While the idea that economic stability should come before tax-cuts is being presented by some parts of the press as a radical departure from traditional politics, it's a fairly traditional pragmatic model of fiscal responsibility - as is the promise to 'share growth' with the public sector, translatable as 'we will spend more when we can afford to spend more'.
There's a balancing act here, to be certain, between the hard line demand for spending discipline and the socially soft-centred measure of government policy being how it helps the most disadvantaged. Part of that act is the rebranding of 'help those that help themselves', phrased as a partial attack on a centralising government. For example:
We will stand up for the victims of state failure and ensure that social justice and equal opportunity are achieved by empowering people and communities - instead of thinking that only the state can guarantee fairness.
A small rhetorical misdirection here: the only way to help people is to empower them, not to have the state intervene. However, it's the state's fault for not intervening to empower them in the proper way: it was the wrong kind of intervention, the wrong flavour of fairness because it was defined by the state. Note the absence of the market as a means of ensuring social justice.
It also manages to avoid entirely demonising the state as a distant, interfering, disciplinarian: the state can also be a warm, huggable place where people can come together:
We understand the limitations of government, but are not limited in our aspirations for government. We believe in the role of government as a force for good. [...]
We believe that government should be closer to the people, not further away. We want to see more local democracy, instead of more centralisation.
It's a good move, given how many potential voters work directly or indirectly in the public sector - but mainly because it taps into the sensation that democracy and accountability in the UK are sliding away. It ends up being not so much an indirect critique of the state, as the role of the state under the Blair government.

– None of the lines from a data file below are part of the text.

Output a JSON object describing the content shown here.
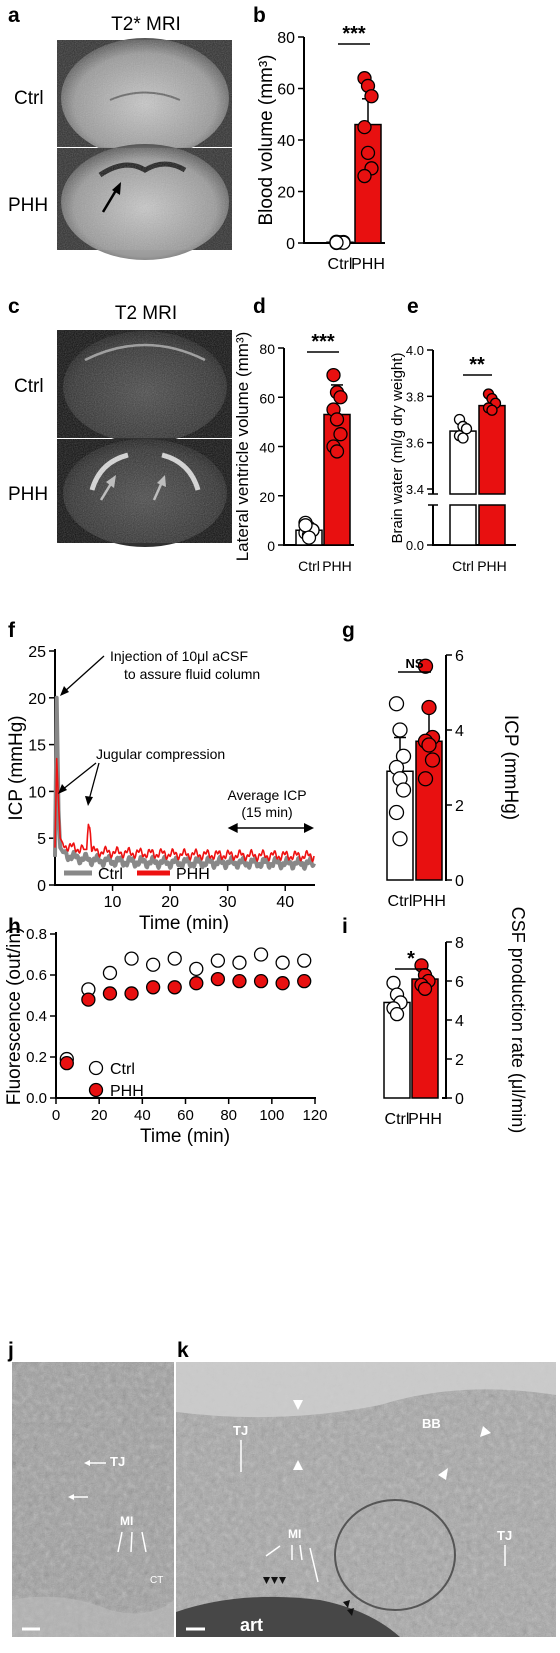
{
  "panel_letters": [
    "a",
    "b",
    "c",
    "d",
    "e",
    "f",
    "g",
    "h",
    "i",
    "j",
    "k"
  ],
  "colors": {
    "ctrl": "#ffffff",
    "phh": "#e81010",
    "phh_line": "#ee1111",
    "ctrl_line": "#888888",
    "axis": "#000000"
  },
  "panel_a": {
    "title": "T2* MRI",
    "rows": [
      "Ctrl",
      "PHH"
    ]
  },
  "panel_c": {
    "title": "T2 MRI",
    "rows": [
      "Ctrl",
      "PHH"
    ]
  },
  "panel_j": {
    "labels": [
      "TJ",
      "MI",
      "CT"
    ]
  },
  "panel_k": {
    "labels": [
      "TJ",
      "BB",
      "MI",
      "TJ",
      "art"
    ]
  },
  "chart_data": [
    {
      "id": "b",
      "type": "bar",
      "categories": [
        "Ctrl",
        "PHH"
      ],
      "ylabel": "Blood volume (mm³)",
      "ylim": [
        0,
        80
      ],
      "yticks": [
        0,
        20,
        40,
        60,
        80
      ],
      "series": [
        {
          "name": "Ctrl",
          "mean": 0.3,
          "sd": 0.3,
          "points": [
            0,
            0.2,
            0.4,
            0.5,
            0.3,
            0.1,
            0.2
          ]
        },
        {
          "name": "PHH",
          "mean": 46,
          "sd": 10,
          "points": [
            64,
            61,
            57,
            45,
            35,
            29,
            26
          ]
        }
      ],
      "significance": "***"
    },
    {
      "id": "d",
      "type": "bar",
      "categories": [
        "Ctrl",
        "PHH"
      ],
      "ylabel": "Lateral ventricle volume (mm³)",
      "ylim": [
        0,
        80
      ],
      "yticks": [
        0,
        20,
        40,
        60,
        80
      ],
      "series": [
        {
          "name": "Ctrl",
          "mean": 6,
          "sd": 2,
          "points": [
            9,
            7,
            6,
            5,
            4,
            6,
            8,
            3
          ]
        },
        {
          "name": "PHH",
          "mean": 53,
          "sd": 12,
          "points": [
            69,
            62,
            60,
            55,
            51,
            45,
            40,
            38
          ]
        }
      ],
      "significance": "***"
    },
    {
      "id": "e",
      "type": "bar",
      "categories": [
        "Ctrl",
        "PHH"
      ],
      "ylabel": "Brain water  (ml/g dry weight)",
      "yticks": [
        "0.0",
        "3.4",
        "3.6",
        "3.8",
        "4.0"
      ],
      "axis_break": true,
      "series": [
        {
          "name": "Ctrl",
          "mean": 3.65,
          "sd": 0.03,
          "points": [
            3.7,
            3.67,
            3.66,
            3.63,
            3.62
          ]
        },
        {
          "name": "PHH",
          "mean": 3.76,
          "sd": 0.03,
          "points": [
            3.81,
            3.79,
            3.77,
            3.75,
            3.74
          ]
        }
      ],
      "significance": "**"
    },
    {
      "id": "f",
      "type": "line",
      "xlabel": "Time (min)",
      "ylabel": "ICP (mmHg)",
      "xlim": [
        0,
        45
      ],
      "ylim": [
        0,
        25
      ],
      "xticks": [
        10,
        20,
        30,
        40
      ],
      "yticks": [
        0,
        5,
        10,
        15,
        20,
        25
      ],
      "series": [
        {
          "name": "Ctrl",
          "x": [
            0,
            0.3,
            0.6,
            0.9,
            1.5,
            3,
            5,
            8,
            12,
            20,
            30,
            45
          ],
          "y": [
            3,
            20,
            8,
            4,
            3.4,
            3,
            2.8,
            2.6,
            2.5,
            2.4,
            2.4,
            2.3
          ]
        },
        {
          "name": "PHH",
          "x": [
            0,
            0.3,
            0.6,
            0.9,
            1.5,
            3,
            5,
            5.5,
            5.8,
            6.5,
            10,
            20,
            30,
            45
          ],
          "y": [
            4,
            13.5,
            9,
            5,
            4.3,
            4,
            3.8,
            3.8,
            6.8,
            3.6,
            3.5,
            3.3,
            3.2,
            3.1
          ]
        }
      ],
      "annotations": [
        "Injection of 10μl aCSF",
        "to assure fluid column",
        "Jugular compression",
        "Average ICP",
        "(15 min)"
      ]
    },
    {
      "id": "g",
      "type": "bar",
      "categories": [
        "Ctrl",
        "PHH"
      ],
      "ylabel": "ICP (mmHg)",
      "ylim": [
        0,
        6
      ],
      "yticks": [
        0,
        2,
        4,
        6
      ],
      "series": [
        {
          "name": "Ctrl",
          "mean": 2.9,
          "sd": 0.9,
          "points": [
            4.7,
            4.0,
            3.3,
            3.0,
            2.7,
            2.4,
            1.8,
            1.1
          ]
        },
        {
          "name": "PHH",
          "mean": 3.7,
          "sd": 0.85,
          "points": [
            5.7,
            4.6,
            3.8,
            3.7,
            3.6,
            3.2,
            2.7
          ]
        }
      ],
      "significance": "NS"
    },
    {
      "id": "h",
      "type": "scatter",
      "xlabel": "Time (min)",
      "ylabel": "Fluorescence (out/in)",
      "xlim": [
        0,
        120
      ],
      "ylim": [
        0,
        0.8
      ],
      "xticks": [
        0,
        20,
        40,
        60,
        80,
        100,
        120
      ],
      "yticks": [
        "0.0",
        "0.2",
        "0.4",
        "0.6",
        "0.8"
      ],
      "series": [
        {
          "name": "Ctrl",
          "x": [
            5,
            15,
            25,
            35,
            45,
            55,
            65,
            75,
            85,
            95,
            105,
            115
          ],
          "y": [
            0.19,
            0.53,
            0.61,
            0.68,
            0.65,
            0.68,
            0.63,
            0.67,
            0.66,
            0.7,
            0.66,
            0.67
          ]
        },
        {
          "name": "PHH",
          "x": [
            5,
            15,
            25,
            35,
            45,
            55,
            65,
            75,
            85,
            95,
            105,
            115
          ],
          "y": [
            0.17,
            0.48,
            0.51,
            0.51,
            0.54,
            0.54,
            0.56,
            0.58,
            0.57,
            0.57,
            0.56,
            0.57
          ]
        }
      ]
    },
    {
      "id": "i",
      "type": "bar",
      "categories": [
        "Ctrl",
        "PHH"
      ],
      "ylabel": "CSF production rate (μl/min)",
      "ylim": [
        0,
        8
      ],
      "yticks": [
        0,
        2,
        4,
        6,
        8
      ],
      "series": [
        {
          "name": "Ctrl",
          "mean": 4.9,
          "sd": 0.5,
          "points": [
            5.9,
            5.3,
            4.9,
            4.6,
            4.3
          ]
        },
        {
          "name": "PHH",
          "mean": 6.1,
          "sd": 0.4,
          "points": [
            6.8,
            6.3,
            6.0,
            5.8,
            5.6
          ]
        }
      ],
      "significance": "*"
    }
  ]
}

There's also a hint of the woe-fully managed dog-whistle tactic ("are you thinking what we're thinking?") where fairly non-committal phrases can be taken to support both socially conservative and progressive values. For example, support for traditional marriage and the family without ruling out same-sex or non-traditional families:
[Government] should support families and marriage, and those who care for others.

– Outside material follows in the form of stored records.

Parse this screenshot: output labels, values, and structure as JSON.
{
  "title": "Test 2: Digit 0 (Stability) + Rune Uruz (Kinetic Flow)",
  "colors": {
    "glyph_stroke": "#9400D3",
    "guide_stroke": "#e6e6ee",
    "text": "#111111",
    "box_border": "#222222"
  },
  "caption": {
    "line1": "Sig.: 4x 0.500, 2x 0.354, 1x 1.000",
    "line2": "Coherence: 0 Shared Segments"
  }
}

The problem here is that you have to want to see those hidden emphasises: it's primarily an exercise in political truisims, pragmatic to the point of blandness and liable to annoy some party activists for its lack of backbone. The key trick in this document is presenting conservative values as a principle of natural equilibrium:
We will trust professionals and share responsibility - instead of controlling professionals in state monopolies.
and
We will ensure strong defence and the effective enforcement of laws that balance liberty and safety - instead of ineffective authoritarianism which puts both freedom and security at risk.

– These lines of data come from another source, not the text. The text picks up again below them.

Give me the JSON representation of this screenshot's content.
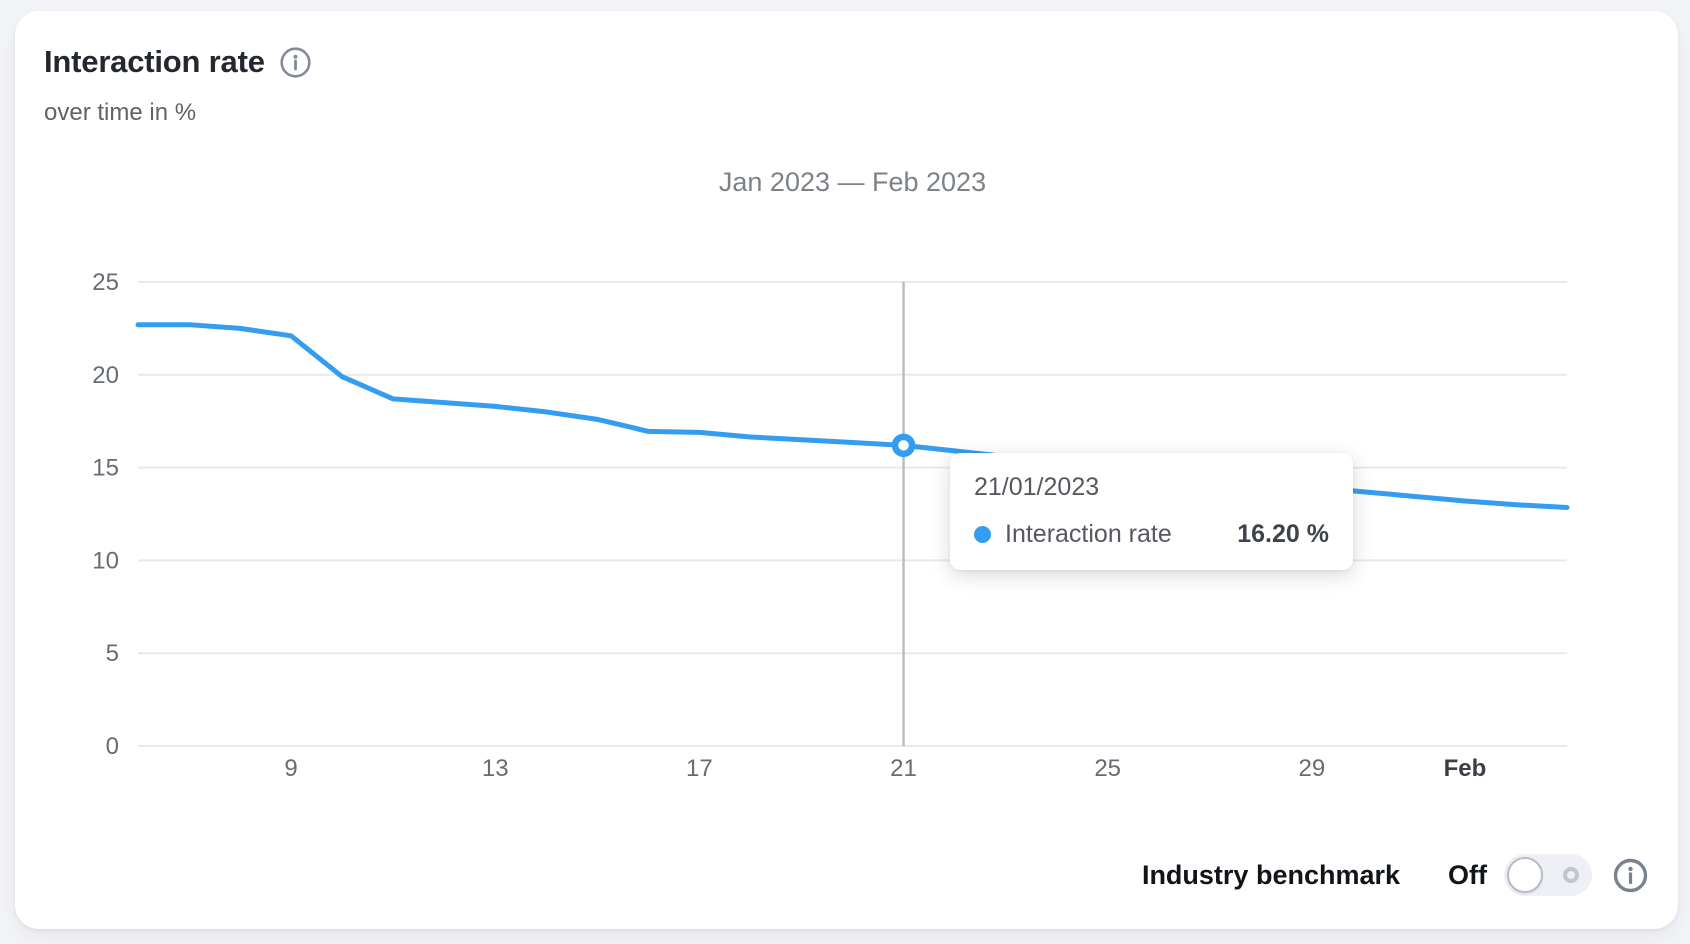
{
  "card": {
    "title": "Interaction rate",
    "subtitle": "over time in %"
  },
  "chart_data": {
    "type": "line",
    "title": "Jan 2023 — Feb 2023",
    "grid": "horizontal",
    "legend": "none",
    "ylim": [
      0,
      25
    ],
    "y_ticks": [
      0,
      5,
      10,
      15,
      20,
      25
    ],
    "x_dates": [
      "2023-01-06",
      "2023-01-07",
      "2023-01-08",
      "2023-01-09",
      "2023-01-10",
      "2023-01-11",
      "2023-01-12",
      "2023-01-13",
      "2023-01-14",
      "2023-01-15",
      "2023-01-16",
      "2023-01-17",
      "2023-01-18",
      "2023-01-19",
      "2023-01-20",
      "2023-01-21",
      "2023-01-22",
      "2023-01-23",
      "2023-01-24",
      "2023-01-25",
      "2023-01-26",
      "2023-01-27",
      "2023-01-28",
      "2023-01-29",
      "2023-01-30",
      "2023-01-31",
      "2023-02-01",
      "2023-02-02",
      "2023-02-03"
    ],
    "x_ticks": [
      {
        "date": "2023-01-09",
        "label": "9",
        "bold": false
      },
      {
        "date": "2023-01-13",
        "label": "13",
        "bold": false
      },
      {
        "date": "2023-01-17",
        "label": "17",
        "bold": false
      },
      {
        "date": "2023-01-21",
        "label": "21",
        "bold": false
      },
      {
        "date": "2023-01-25",
        "label": "25",
        "bold": false
      },
      {
        "date": "2023-01-29",
        "label": "29",
        "bold": false
      },
      {
        "date": "2023-02-01",
        "label": "Feb",
        "bold": true
      }
    ],
    "series": [
      {
        "name": "Interaction rate",
        "color": "#359df0",
        "values": [
          22.7,
          22.7,
          22.5,
          22.1,
          19.9,
          18.7,
          18.5,
          18.3,
          18.0,
          17.6,
          16.95,
          16.9,
          16.65,
          16.5,
          16.35,
          16.2,
          15.9,
          15.6,
          15.35,
          15.1,
          14.8,
          14.5,
          14.2,
          13.95,
          13.7,
          13.45,
          13.2,
          13.0,
          12.85
        ]
      }
    ],
    "highlight": {
      "date": "2023-01-21",
      "value": 16.2
    },
    "crosshair_color": "#b9bdc2",
    "gridline_color": "#e8e9eb"
  },
  "tooltip": {
    "date_label": "21/01/2023",
    "series_label": "Interaction rate",
    "value_label": "16.20 %"
  },
  "benchmark": {
    "label": "Industry benchmark",
    "state_label": "Off",
    "enabled": false
  }
}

Both of which present the image of a harmonious balance between the state and the individual - between private and public action - that is intended to contrast with the Blair government's pursuit of barcode neck tattoos. On those grounds, it's a good salespitch and one which fits in with Cameron's preference for 'consensual' rather than 'adversarial' politics.
The main problem in getting members to sign on isn't the declaration that there is such a thing as a society after all, or that purer conservatives will argue that government should butt the fuck out of our lives on all fronts - but that there's relatively little for the party faithful to rally behind. Regardless of affiliation, party activists like adversarial politics and it will take more than this to wean them off the thrill of partisan debate.
One of the new Conservative party slogans is 'change to win': whether this signals better PR or a true policy revamp is still unclear. The hint of a return to small 'c' conservative economics is going to be the most popular part of this document - and is perhaps designed to appeal to the centre right as well as traditional party members; almost everything else is about an attempt to re-occupy the centre ground on social issues.